Perjalanan untuk mencapai ke sekolah pun tidak mudah. Anak-anak tersebut harus berjalan menyusuri gurun di bawah terik matahari tanpa air dan alas kaki dan letak sekolah yang jauh dari rumah membuat mereka kelelahan. Tidak hanya itu saja, beberapa anak laki-laki harus ikut bekerja di ladang garam untuk membantu ayah mereka mendapatkan penghasilan lebih guna bertahan hidup.

 

Anak-anak Zanskar, Himalaya India

Kesulitan untuk mendapatkan akses pendidikan juga dirasakan oleh anak-anak di Zanskar, Himalaya India. Daerah yang tertutup salju ini sangatlah sulit di lalui. Untuk berpergian, mereka harus melalui tebing-tebing es licin serta arus sungai dari Indus di Himalaya India yang disebut dengan Chadar.

Dalam beberapa kesempatan, es tersebut kadang menjadi tipis dan mereka berisiko jatuh ke air yang sangat dingin di bawahnya. Jika hal tersebut terjadi, suhu dingin ekstrim akan menjalar ke tubuh kecil mereka. Tak lama berselang, hiperventilasi (sesak nafas) pun terjadi, tubuh pun tenggelam ditelan air dan meninggal. Tidak hanya itu saja, tergelincir atau tersandung pun bisa berakibat fatal.

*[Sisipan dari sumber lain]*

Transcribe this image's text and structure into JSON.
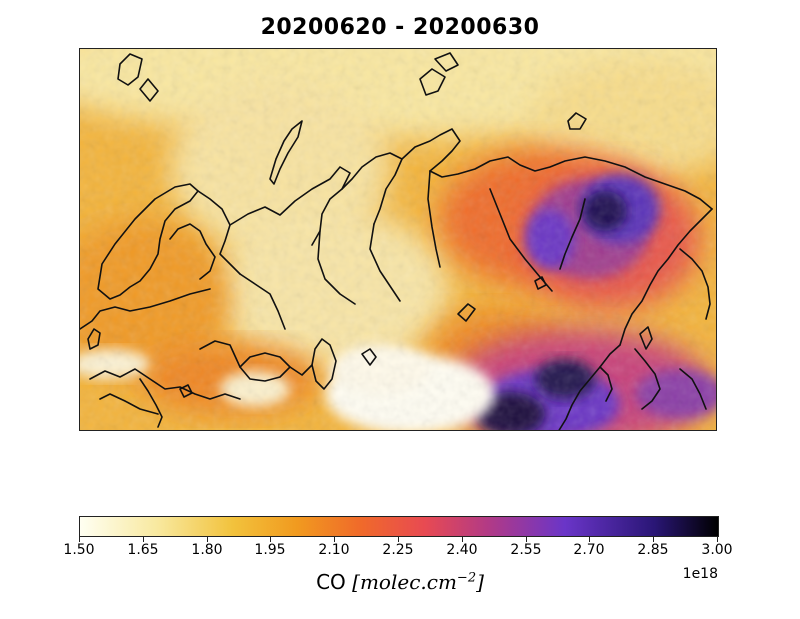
{
  "title": "20200620 - 20200630",
  "colorbar": {
    "ticks": [
      "1.50",
      "1.65",
      "1.80",
      "1.95",
      "2.10",
      "2.25",
      "2.40",
      "2.55",
      "2.70",
      "2.85",
      "3.00"
    ],
    "min": 1.5,
    "max": 3.0,
    "exponent": "1e18",
    "label_prefix": "CO",
    "label_units": "[molec.cm",
    "label_power": "−2",
    "label_close": "]",
    "colors": [
      "#fffff2",
      "#f8e9a0",
      "#f2c23c",
      "#f19a1f",
      "#f06a2a",
      "#e84a52",
      "#b23a86",
      "#6a35c8",
      "#2a1676",
      "#000000"
    ]
  },
  "map": {
    "variable": "CO",
    "land_colors": {
      "low": "#f9ecb6",
      "mid": "#f2b23e",
      "high": "#ef7a22",
      "very_high": "#6a36c4",
      "max": "#1a0d3e"
    }
  }
}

Untuk mencapai sekolah pun membutuhkan perjuangan lebih dikarenakan perjalanan tersebut memakan 4 hingga 6 hari sehingga anak-anak ini harus berangkat dengan ayah atau ibu mereka. Toko makanan pun tak tersedia, jadi mereka harus membawa perlengkapan menginap seperti tenda, alat masak serta cadangan makanan selama perjalanan.

 

Anak-anak di tepi sungai Escondido, Nikaragua

Nikaragua adalah negara termiskin kedua di Benua Amerika setelah Haiti. Tak heran jika negara berpenduduk 6,1 juta orang ini memiliki masalah dengan tingginya angka anak-anak yang putus sekolah. UNESCO mencatat ada sekitar dua juta anak usia sekolah di Nikaragua dan setengah dari mereka hidup dalam kemiskinan. Sementara itu, UNICEF memproyeksikan sekitar 500 ribu anak berusia 3-17 tahun di Nikaragua tidak pernah mengenyam pendidikan.

Sebagian besar mereka tinggal di daerah miskin pedesaan dan terpaksa menghabiskan masa-masa sekolahnya dengan bekerja. Hal ini juga didukung oleh survey yang diadakan pada tahun 2005 yang menunjukkan bahwa ada 240 ribu anak usia 5-17 tahun bekerja untuk menyambung hidup di Nikaragua.

Kendati demikian, terapat pula anak-anak yang memiliki semangat juang tinggi untuk bersekolah. Anak-anak yang tinggal di tepi sungai Escondido ini harus melewati hutan tropis penuh dengan binatang buas dan beracun serta arus sungai deras yang mampu merenggut nyawa mereka. Jika hujan turun dengan lebatnya, mereka pun juga harus memperketat kemanan mereka dua kali lipat karena ada kemungkinan mereka akan kehilangan arah dan hanyut terbawa arus sungai.